Second, focus on the manufacturer’s quality system and long-term supply capacity, rather than a single quotation. The core advantage of Chinese pharmaceuticals lies in "cost-effectiveness + stability." A single low price is often difficult to guarantee quality and long-term supply. Purchasers should focus on inspecting the enterprise’s GMP certification, quality control system, and production capacity reserve, and give priority to suppliers that can achieve long-term stable supply and controllable quality, rather than simply pursuing low prices.

Third, distinguish between different cooperation models for APIs, formulations, and innovative drugs. APIs are suitable as a supplement to the stable supply system, focusing on supply continuity and cost control; generic formulations can be directly incorporated into the procurement system, focusing on quality consistency and delivery capacity; innovative drugs are more suitable for cooperation through joint development, regional licensing, etc., to share innovative achievements and control R&D risks.

Fourth, incorporate Chinese pharmaceuticals into the medium and long-term supply structure, rather than as a short-term supplement. The advantages of Chinese pharmaceuticals lie in scale, stability, and sustainability. Short-term procurement is difficult to give full play to their value. It is recommended that purchasers incorporate Chinese pharmaceuticals into their medium and long-term procurement plans and establish long-term strategic cooperative relationships with Chinese pharmaceutical companies to achieve diversified layout of the supply chain and reduce the risk of a single supply source.

 

Conclusion

In the global pharmaceutical procurement landscape, Chinese pharmaceuticals are completing a profound transformation from a "low-cost option" to "one of the important procurement sources." This change is not driven by overnight policies, but is based on long-term accumulated production capacity, continuously improved quality systems, and high-intensity market competition. It is an inevitable result of the improvement of the comprehensive competitiveness of Chinese pharmaceuticals.

This not only tests the quality system and performance capacity of manufacturers, but also tests whether purchasers have an in-depth understanding of China’s pharmaceutical industry structure, export rules, and supply chain operation logic, and whether they can continuously manage compliance, quality, and delivery risks in a complex market environment.

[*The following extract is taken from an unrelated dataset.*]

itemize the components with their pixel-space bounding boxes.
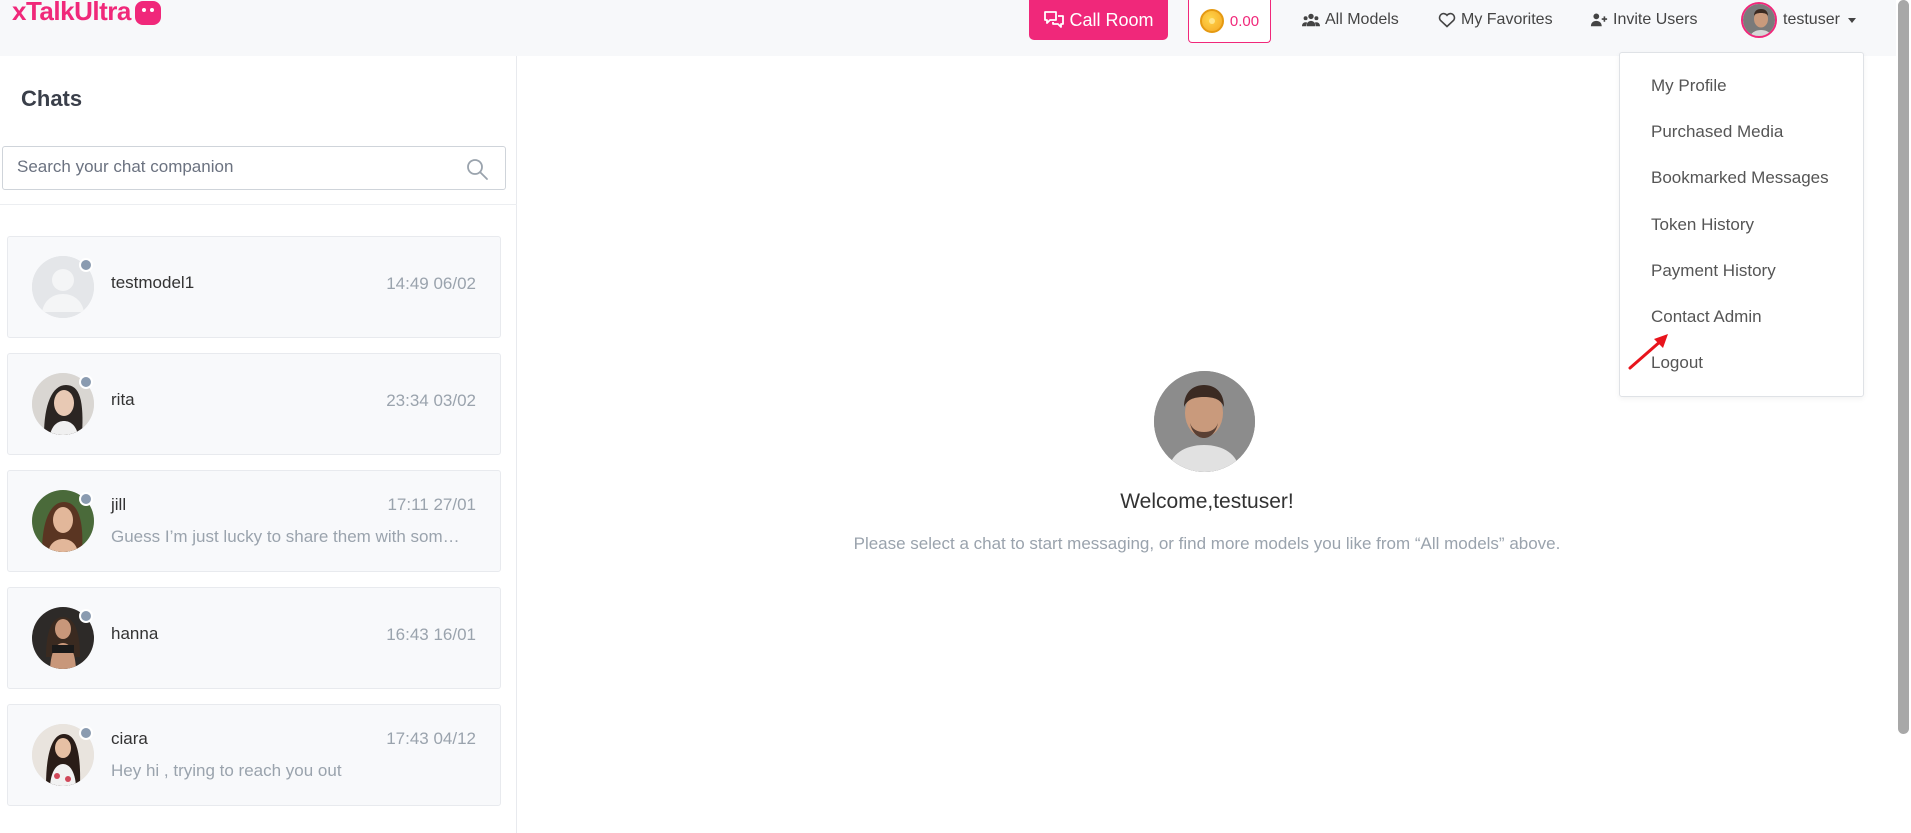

For international purchasers, understanding the true structure and capacity boundaries of Chinese pharmaceutical exports, abandoning the inherent perception that "Chinese pharmaceuticals only have price advantages," and taking the initiative to incorporate Chinese pharmaceuticals into long-term procurement systems will help build a more robust, sustainable, and cost-effective procurement system in the complex and changing global supply environment.

Today, Chinese pharmaceuticals are no longer an "alternative" in global procurement, but an "important option" worthy of long-term attention and in-depth cooperation. They are steadily integrating into the global pharmaceutical procurement system, contributing Chinese wisdom and strength to the global public health cause, and also bringing more cooperation opportunities for international purchasers.

It is against this background that Chinese pharmaceutical exports are gradually evolving from a transaction model centered on a single product to a global pharmaceutical collaboration model characterized by long-term cooperation, systematic supply, and joint risk management.